The World Health Organization (WHO) has released a warning cautioning people of coronavirus-themed phishing attacks.
The recent coronavirus (COVID-19) outbreak has many people on edge, and it’s not surprising that cyber crooks are taking advantage of this situation. It is also not surprising that they are disguising themselves as the World Health Organization to phish people and trick them into installing malware.
The agency is aware of these phishing attempts and has cautioned people to be vigilant if they are contacted by someone claiming to be from the WHO. Sophos Security Team has also reported about coronavirus-themed email phishing attempts earlier this month.
The reported phishing attacks are pretty basic and have little effort put into them. They contain many grammar and spelling mistakes, which will be obvious to fluent English-speakers. The fake WHO email will likely request that users click on the provided link or download the attached file in order to receive a list of the safety measures or coronavirus symptoms to look out for. Considering how the subject of coronavirus has been dominating the news for weeks now, it’s not all that surprising if people fell for the phishing attempt.
“These “Phishing” emails appear to be from WHO, and will ask you to: give sensitive information, such as usernames or passwords; click a malicious link; open a malicious attachment,” the WHO has said.
Opening an attachment in such an email would infect the computer with some type of malware, which could steal sensitive information, or encrypt files and then demand money for their recovery.

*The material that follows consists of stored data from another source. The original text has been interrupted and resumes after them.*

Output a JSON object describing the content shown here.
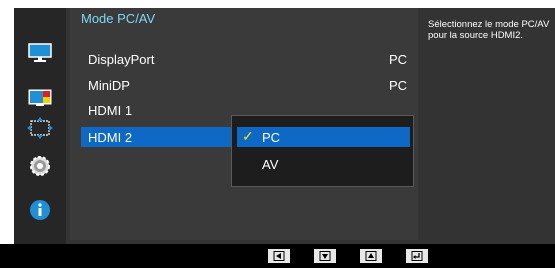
{
  "menu": {
    "title": "Mode PC/AV",
    "rows": [
      {
        "label": "DisplayPort",
        "value": "PC"
      },
      {
        "label": "MiniDP",
        "value": "PC"
      },
      {
        "label": "HDMI 1",
        "value": ""
      },
      {
        "label": "HDMI 2",
        "value": ""
      }
    ]
  },
  "dropdown": {
    "options": [
      {
        "label": "PC",
        "selected": true
      },
      {
        "label": "AV",
        "selected": false
      }
    ],
    "check_mark": "✓"
  },
  "help": {
    "text": "Sélectionnez le mode PC/AV pour la source HDMI2."
  },
  "sidebar": {
    "icons": [
      "monitor-icon",
      "color-icon",
      "size-position-icon",
      "setup-gear-icon",
      "info-icon"
    ]
  },
  "nav": {
    "buttons": [
      "left-arrow-icon",
      "down-arrow-icon",
      "up-arrow-icon",
      "enter-icon"
    ]
  },
  "colors": {
    "accent_blue": "#0d69c5",
    "title_cyan": "#7fd8f4",
    "check_yellow": "#ffe000"
  }
}
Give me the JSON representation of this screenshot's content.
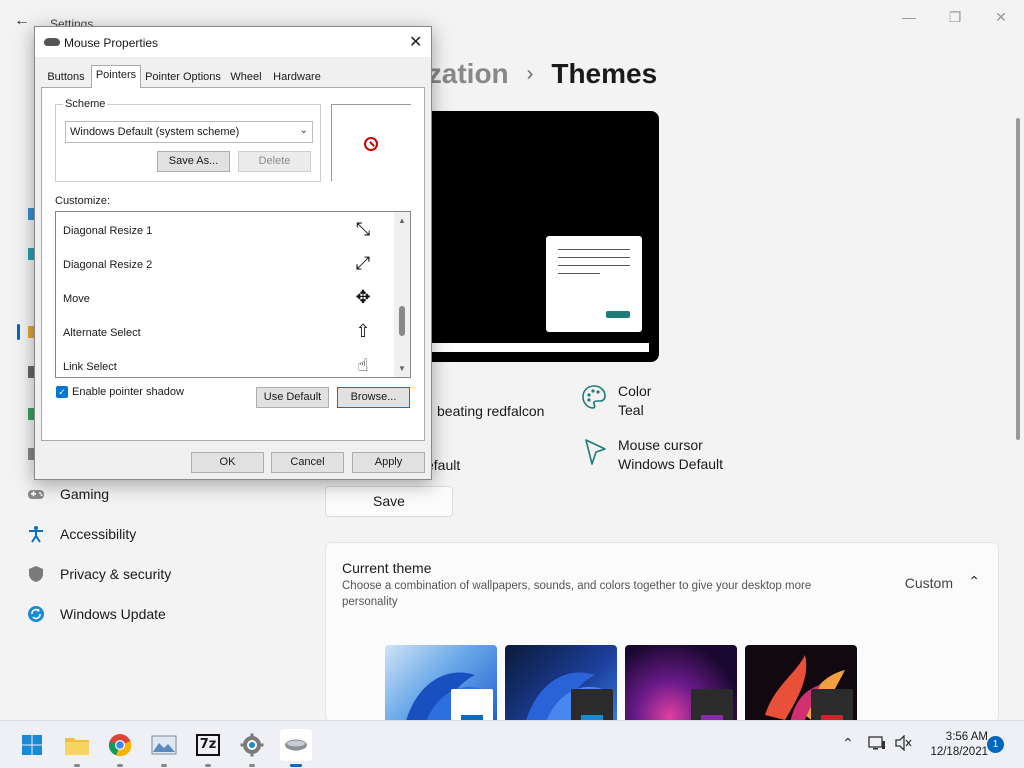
{
  "settings": {
    "title": "Settings",
    "breadcrumb": {
      "parent": "ization",
      "separator": "›",
      "current": "Themes"
    },
    "info": {
      "background_partial": "beating redfalcon",
      "color_label": "Color",
      "color_value": "Teal",
      "sound_partial": "efault",
      "cursor_label": "Mouse cursor",
      "cursor_value": "Windows Default"
    },
    "save_label": "Save",
    "current_theme": {
      "title": "Current theme",
      "description": "Choose a combination of wallpapers, sounds, and colors together to give your desktop more personality",
      "value": "Custom"
    },
    "nav": [
      {
        "label": "Gaming",
        "icon": "gamepad-icon"
      },
      {
        "label": "Accessibility",
        "icon": "accessibility-icon"
      },
      {
        "label": "Privacy & security",
        "icon": "shield-icon"
      },
      {
        "label": "Windows Update",
        "icon": "update-icon"
      }
    ],
    "theme_colors": {
      "accent": "#1f7a7a",
      "link": "#0067c0"
    }
  },
  "dialog": {
    "title": "Mouse Properties",
    "tabs": [
      "Buttons",
      "Pointers",
      "Pointer Options",
      "Wheel",
      "Hardware"
    ],
    "active_tab": "Pointers",
    "scheme_label": "Scheme",
    "scheme_value": "Windows Default (system scheme)",
    "save_as_label": "Save As...",
    "delete_label": "Delete",
    "customize_label": "Customize:",
    "cursors": [
      {
        "name": "Diagonal Resize 1",
        "glyph": "⤡"
      },
      {
        "name": "Diagonal Resize 2",
        "glyph": "⤢"
      },
      {
        "name": "Move",
        "glyph": "✥"
      },
      {
        "name": "Alternate Select",
        "glyph": "⇧"
      },
      {
        "name": "Link Select",
        "glyph": "☝"
      }
    ],
    "shadow_label": "Enable pointer shadow",
    "shadow_checked": true,
    "use_default_label": "Use Default",
    "browse_label": "Browse...",
    "ok_label": "OK",
    "cancel_label": "Cancel",
    "apply_label": "Apply"
  },
  "taskbar": {
    "time": "3:56 AM",
    "date": "12/18/2021",
    "notification_count": "1",
    "sevenzip_label": "7z"
  }
}
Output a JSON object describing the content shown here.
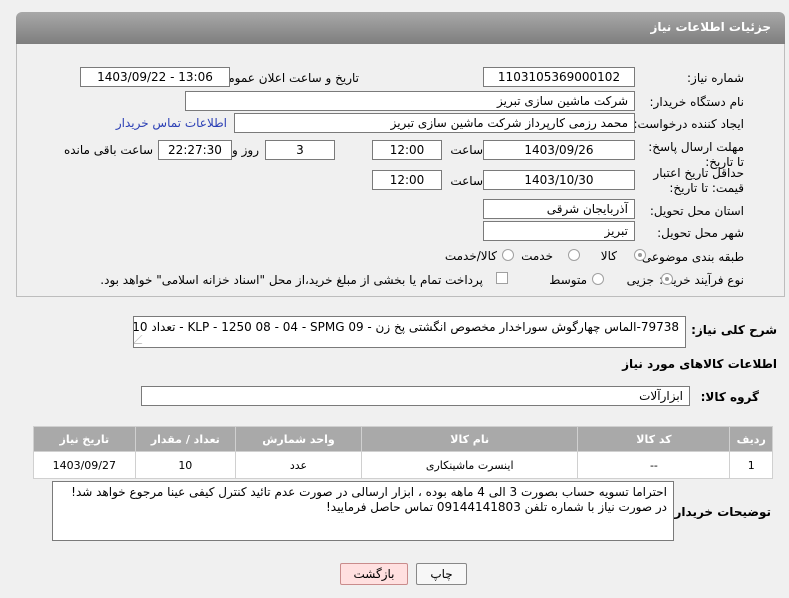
{
  "header": {
    "title": "جزئیات اطلاعات نیاز"
  },
  "fields": {
    "need_number_label": "شماره نیاز:",
    "need_number": "1103105369000102",
    "announce_label": "تاریخ و ساعت اعلان عمومی:",
    "announce_value": "1403/09/22 - 13:06",
    "buyer_org_label": "نام دستگاه خریدار:",
    "buyer_org": "شرکت ماشین سازی تبریز",
    "creator_label": "ایجاد کننده درخواست:",
    "creator": "محمد رزمی کارپرداز شرکت ماشین سازی تبریز",
    "buyer_contact_link": "اطلاعات تماس خریدار",
    "reply_deadline_label": "مهلت ارسال پاسخ: تا تاریخ:",
    "reply_date": "1403/09/26",
    "time_label": "ساعت",
    "reply_time": "12:00",
    "days_value": "3",
    "days_label": "روز و",
    "remaining_time": "22:27:30",
    "remaining_label": "ساعت باقی مانده",
    "price_validity_label": "حداقل تاریخ اعتبار قیمت: تا تاریخ:",
    "validity_date": "1403/10/30",
    "validity_time": "12:00",
    "province_label": "استان محل تحویل:",
    "province": "آذربایجان شرقی",
    "city_label": "شهر محل تحویل:",
    "city": "تبریز",
    "category_label": "طبقه بندی موضوعی:",
    "category_options": [
      "کالا",
      "خدمت",
      "کالا/خدمت"
    ],
    "purchase_type_label": "نوع فرآیند خرید :",
    "purchase_options": [
      "جزیی",
      "متوسط"
    ],
    "treasury_note": "پرداخت تمام یا بخشی از مبلغ خرید،از محل \"اسناد خزانه اسلامی\" خواهد بود."
  },
  "summary": {
    "label": "شرح کلی نیاز:",
    "text": "79738-الماس چهارگوش سوراخدار مخصوص انگشتی پخ زن - KLP - 1250  08 - 04 - SPMG 09 - تعداد 10 عدد"
  },
  "goods_section_title": "اطلاعات کالاهای مورد نیاز",
  "goods_group": {
    "label": "گروه کالا:",
    "value": "ابزارآلات"
  },
  "table": {
    "headers": [
      "ردیف",
      "کد کالا",
      "نام کالا",
      "واحد شمارش",
      "تعداد / مقدار",
      "تاریخ نیاز"
    ],
    "rows": [
      [
        "1",
        "--",
        "اینسرت ماشینکاری",
        "عدد",
        "10",
        "1403/09/27"
      ]
    ]
  },
  "buyer_notes": {
    "label": "توضیحات خریدار:",
    "text": "احتراما تسویه حساب بصورت 3 الی 4 ماهه بوده ، ابزار ارسالی در صورت عدم تائید کنترل کیفی عینا مرجوع خواهد شد! در صورت نیاز با شماره تلفن 09144141803 تماس حاصل فرمایید!"
  },
  "buttons": {
    "print": "چاپ",
    "back": "بازگشت"
  }
}
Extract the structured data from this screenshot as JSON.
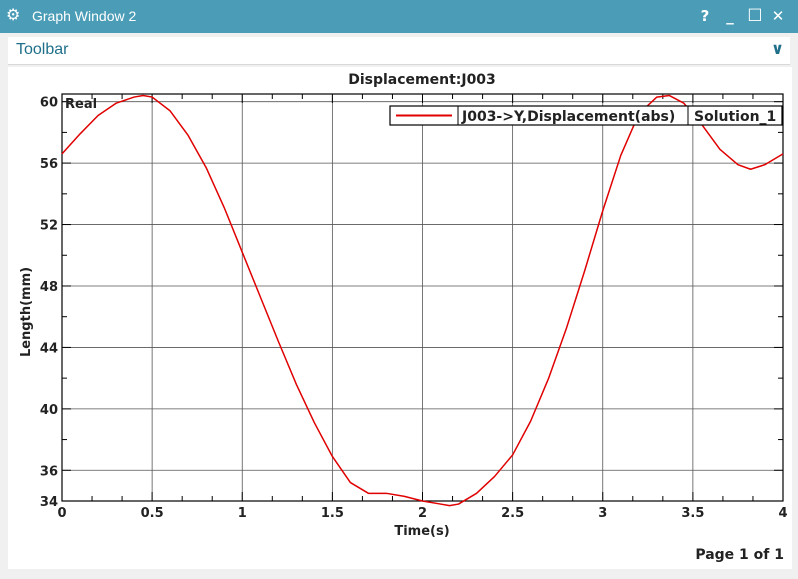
{
  "window": {
    "title": "Graph Window 2",
    "app_icon": "gear-icon",
    "help_label": "?",
    "minimize_label": "_",
    "maximize_label": "☐",
    "close_label": "✕"
  },
  "toolbar": {
    "label": "Toolbar",
    "toggle_icon": "chevron-down-icon"
  },
  "colors": {
    "titlebar": "#4b9db7",
    "series": "#e00000",
    "toolbar_text": "#1f6f8b"
  },
  "chart_data": {
    "type": "line",
    "title": "Displacement:J003",
    "xlabel": "Time(s)",
    "ylabel": "Length(mm)",
    "xlim": [
      0,
      4
    ],
    "ylim": [
      34,
      60.5
    ],
    "x_ticks": [
      0,
      0.5,
      1,
      1.5,
      2,
      2.5,
      3,
      3.5,
      4
    ],
    "x_tick_labels": [
      "0",
      "0.5",
      "1",
      "1.5",
      "2",
      "2.5",
      "3",
      "3.5",
      "4"
    ],
    "y_ticks": [
      34,
      36,
      40,
      44,
      48,
      52,
      56,
      60
    ],
    "y_tick_labels": [
      "34",
      "36",
      "40",
      "44",
      "48",
      "52",
      "56",
      "60"
    ],
    "grid": true,
    "corner_label": "Real",
    "legend": {
      "position": "top-right",
      "entries": [
        "J003->Y,Displacement(abs)"
      ],
      "tag": "Solution_1"
    },
    "series": [
      {
        "name": "J003->Y,Displacement(abs)",
        "color": "#e00000",
        "x": [
          0,
          0.1,
          0.2,
          0.3,
          0.4,
          0.45,
          0.5,
          0.6,
          0.7,
          0.8,
          0.9,
          1.0,
          1.1,
          1.2,
          1.3,
          1.4,
          1.5,
          1.6,
          1.7,
          1.8,
          1.9,
          2.0,
          2.1,
          2.15,
          2.2,
          2.3,
          2.4,
          2.5,
          2.6,
          2.7,
          2.8,
          2.9,
          3.0,
          3.1,
          3.2,
          3.3,
          3.37,
          3.45,
          3.55,
          3.65,
          3.75,
          3.82,
          3.9,
          4.0
        ],
        "y": [
          56.6,
          57.9,
          59.1,
          59.9,
          60.3,
          60.4,
          60.3,
          59.4,
          57.8,
          55.7,
          53.1,
          50.2,
          47.3,
          44.4,
          41.6,
          39.1,
          36.9,
          35.2,
          34.5,
          34.5,
          34.3,
          34.0,
          33.8,
          33.7,
          33.8,
          34.5,
          35.6,
          37.0,
          39.2,
          42.0,
          45.3,
          49.0,
          52.9,
          56.5,
          59.2,
          60.3,
          60.4,
          59.9,
          58.5,
          56.9,
          55.9,
          55.6,
          55.9,
          56.6
        ]
      }
    ]
  },
  "footer": {
    "page_label": "Page 1 of 1"
  }
}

Pressing on a link in the email could lead to two outcomes. The user would either be redirected to a website which would initiate a malicious download, or it would be a phishing attempt. The site will likely be imitating the legitimate WHO page and ask users to “verify” their emails by typing in their email address and the email’s password before they can access the information. For more security cautions users, the request to put in the email password will be an immediate red flag
It is a rather obvious phishing attempt but unfortunately, not everyone can spot them. For someone concerned with the coronavirus, it may be a no-brainer to type in the password to get the details about how to protect oneself. However, passwords, particularly for such sensitive accounts like emails, should never be revealed to anyone.

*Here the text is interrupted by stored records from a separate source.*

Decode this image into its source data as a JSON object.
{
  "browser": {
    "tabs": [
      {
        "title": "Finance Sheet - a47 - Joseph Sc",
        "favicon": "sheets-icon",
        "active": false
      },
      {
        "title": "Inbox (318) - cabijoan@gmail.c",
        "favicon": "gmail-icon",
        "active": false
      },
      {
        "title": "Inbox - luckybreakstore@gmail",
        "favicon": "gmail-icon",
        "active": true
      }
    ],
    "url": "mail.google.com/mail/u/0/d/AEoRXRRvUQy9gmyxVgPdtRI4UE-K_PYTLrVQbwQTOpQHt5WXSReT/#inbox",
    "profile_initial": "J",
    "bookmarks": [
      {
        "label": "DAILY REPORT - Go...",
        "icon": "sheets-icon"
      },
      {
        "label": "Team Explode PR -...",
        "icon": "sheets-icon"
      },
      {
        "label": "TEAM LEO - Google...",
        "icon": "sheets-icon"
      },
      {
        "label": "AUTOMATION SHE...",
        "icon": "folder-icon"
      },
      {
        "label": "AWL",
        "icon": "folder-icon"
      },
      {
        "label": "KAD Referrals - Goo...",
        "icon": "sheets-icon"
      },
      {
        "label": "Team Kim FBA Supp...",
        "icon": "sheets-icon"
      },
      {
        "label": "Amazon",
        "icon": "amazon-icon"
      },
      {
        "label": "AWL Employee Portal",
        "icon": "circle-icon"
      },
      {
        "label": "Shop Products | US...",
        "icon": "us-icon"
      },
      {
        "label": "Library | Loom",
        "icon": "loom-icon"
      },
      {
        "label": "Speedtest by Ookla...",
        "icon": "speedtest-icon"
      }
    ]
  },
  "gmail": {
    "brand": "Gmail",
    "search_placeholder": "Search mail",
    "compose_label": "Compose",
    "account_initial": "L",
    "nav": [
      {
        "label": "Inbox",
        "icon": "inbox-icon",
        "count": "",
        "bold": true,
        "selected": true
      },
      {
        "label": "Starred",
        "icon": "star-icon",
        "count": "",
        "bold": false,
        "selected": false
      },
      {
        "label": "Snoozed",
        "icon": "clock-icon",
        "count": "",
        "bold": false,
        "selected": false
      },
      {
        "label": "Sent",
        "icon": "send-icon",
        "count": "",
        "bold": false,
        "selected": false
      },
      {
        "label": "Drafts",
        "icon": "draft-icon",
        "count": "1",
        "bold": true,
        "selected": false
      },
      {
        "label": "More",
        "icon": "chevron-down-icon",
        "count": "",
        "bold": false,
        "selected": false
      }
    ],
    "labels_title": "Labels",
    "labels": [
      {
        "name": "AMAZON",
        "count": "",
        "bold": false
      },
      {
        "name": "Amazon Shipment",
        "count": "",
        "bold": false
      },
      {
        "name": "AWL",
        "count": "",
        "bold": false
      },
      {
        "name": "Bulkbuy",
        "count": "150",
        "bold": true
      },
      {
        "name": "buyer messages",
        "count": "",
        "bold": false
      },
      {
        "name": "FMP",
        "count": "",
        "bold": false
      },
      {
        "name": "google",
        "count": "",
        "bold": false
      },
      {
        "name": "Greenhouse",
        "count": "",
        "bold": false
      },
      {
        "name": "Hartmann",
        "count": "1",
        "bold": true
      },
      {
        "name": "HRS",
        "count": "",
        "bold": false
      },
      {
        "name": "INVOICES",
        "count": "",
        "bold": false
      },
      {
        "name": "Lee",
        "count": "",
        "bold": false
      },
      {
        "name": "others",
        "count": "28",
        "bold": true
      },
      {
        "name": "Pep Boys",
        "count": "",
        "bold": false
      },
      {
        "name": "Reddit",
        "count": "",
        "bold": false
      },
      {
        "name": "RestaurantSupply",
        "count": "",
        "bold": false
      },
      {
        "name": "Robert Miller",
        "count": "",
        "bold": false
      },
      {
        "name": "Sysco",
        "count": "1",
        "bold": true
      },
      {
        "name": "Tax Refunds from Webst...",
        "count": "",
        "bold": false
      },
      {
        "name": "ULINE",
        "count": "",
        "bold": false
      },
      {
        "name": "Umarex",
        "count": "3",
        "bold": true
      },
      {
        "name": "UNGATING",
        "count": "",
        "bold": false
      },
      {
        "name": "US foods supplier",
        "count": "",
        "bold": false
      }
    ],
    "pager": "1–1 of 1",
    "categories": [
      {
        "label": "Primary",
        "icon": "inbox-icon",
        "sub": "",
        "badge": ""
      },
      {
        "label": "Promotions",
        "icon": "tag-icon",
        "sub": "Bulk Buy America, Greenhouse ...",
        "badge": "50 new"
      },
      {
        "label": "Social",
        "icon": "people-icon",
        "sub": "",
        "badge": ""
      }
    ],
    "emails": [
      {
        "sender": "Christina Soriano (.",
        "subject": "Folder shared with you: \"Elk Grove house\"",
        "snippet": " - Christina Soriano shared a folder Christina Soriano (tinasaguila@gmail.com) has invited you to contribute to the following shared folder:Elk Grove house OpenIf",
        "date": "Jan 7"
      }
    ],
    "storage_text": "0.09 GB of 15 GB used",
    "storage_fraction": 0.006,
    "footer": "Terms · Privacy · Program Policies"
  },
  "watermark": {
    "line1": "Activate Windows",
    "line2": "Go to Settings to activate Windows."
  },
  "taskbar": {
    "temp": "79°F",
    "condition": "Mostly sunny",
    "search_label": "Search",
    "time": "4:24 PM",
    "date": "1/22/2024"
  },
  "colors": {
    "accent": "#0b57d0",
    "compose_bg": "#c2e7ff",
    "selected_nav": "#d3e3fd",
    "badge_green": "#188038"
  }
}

The WHO advises users on how to prevent coronavirus phishing attempts
To prevent falling for a phishing attack, the WHO recommends users first verify the sender of the email by checking the email address. Only emails that are sent from addresses ending in @who.int will actually be from WHO.

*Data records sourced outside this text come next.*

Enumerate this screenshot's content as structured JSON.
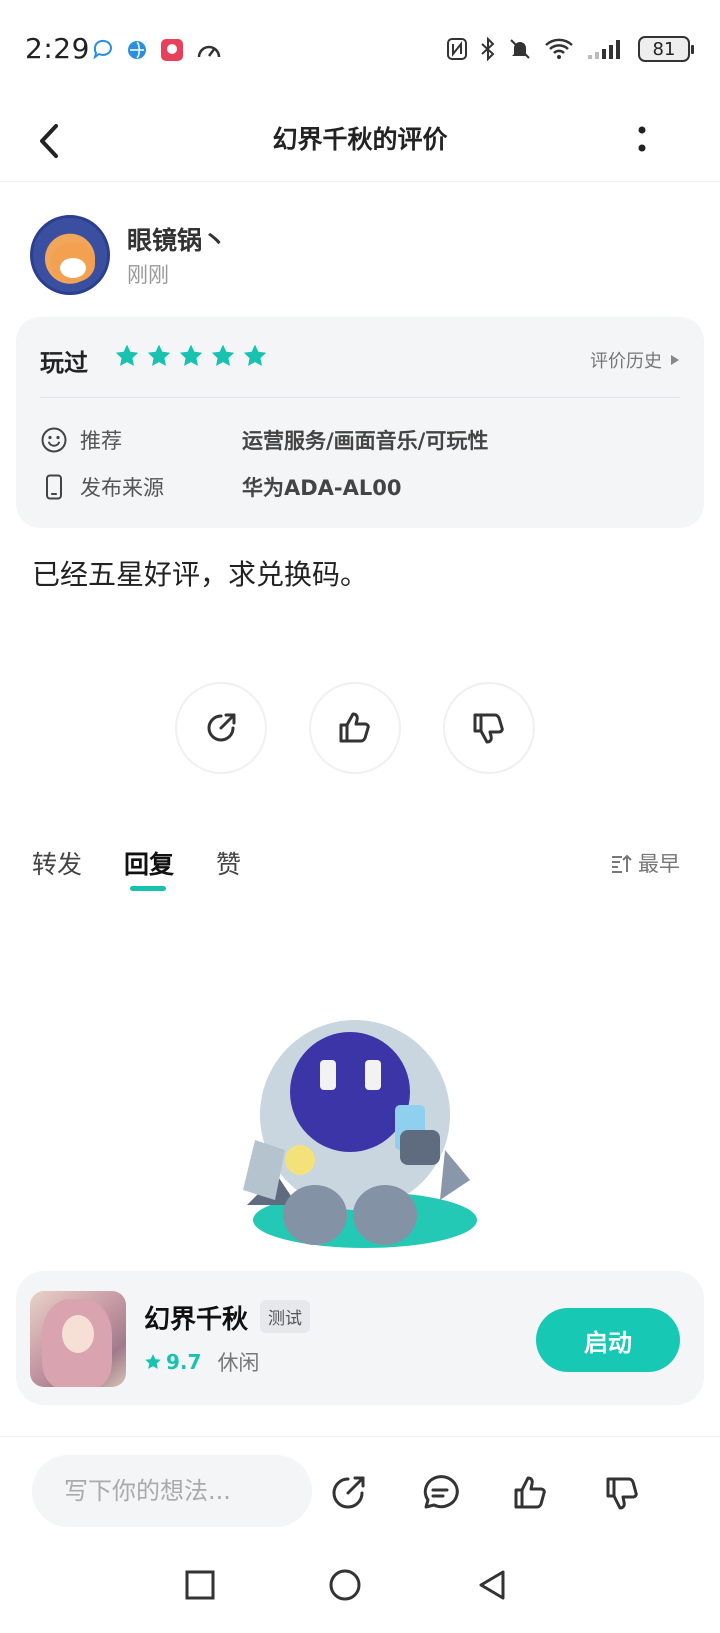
{
  "status_bar": {
    "time": "2:29",
    "battery": "81",
    "app_icons": [
      "chat-bubble-icon",
      "browser-icon",
      "app-badge-icon",
      "speed-icon"
    ],
    "system_icons": [
      "nfc-icon",
      "bluetooth-icon",
      "mute-icon",
      "wifi-icon",
      "signal-icon"
    ]
  },
  "header": {
    "title": "幻界千秋的评价"
  },
  "review": {
    "author_name": "眼镜锅丶",
    "time": "刚刚",
    "played_label": "玩过",
    "rating": 5,
    "rating_max": 5,
    "history_link": "评价历史",
    "recommend_label": "推荐",
    "recommend_value": "运营服务/画面音乐/可玩性",
    "source_label": "发布来源",
    "source_value": "华为ADA-AL00",
    "content": "已经五星好评，求兑换码。"
  },
  "tabs": [
    {
      "label": "转发",
      "active": false
    },
    {
      "label": "回复",
      "active": true
    },
    {
      "label": "赞",
      "active": false
    }
  ],
  "sort_label": "最早",
  "game": {
    "name": "幻界千秋",
    "tag": "测试",
    "score": "9.7",
    "genre": "休闲",
    "launch_label": "启动"
  },
  "bottom_bar": {
    "input_placeholder": "写下你的想法..."
  },
  "colors": {
    "accent": "#17C3AE",
    "card_bg": "#F4F5F7",
    "text_primary": "#222222",
    "text_secondary": "#999999"
  }
}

“WHO does not send email from addresses ending in ‘@who.com’ , ‘@who.org’ or ‘@who-safety.org’ for example,” the agency reminds.
The next step would to be verify the link, if one is provided in the email. A legitimate link will lead to https://www.who.int. It would be best to just not click on any link at all, and instead go to the agency’s website directly.
“There is no reason someone would need your username & password to access public information,” the United Nations health organization also advises users to be careful when providing personal information and consider why someone needs that particular info.
Users who have provided their personal information are advised to not panic and change their credentials immediately. The agency also asks users to report a suspected scam if they encounter one.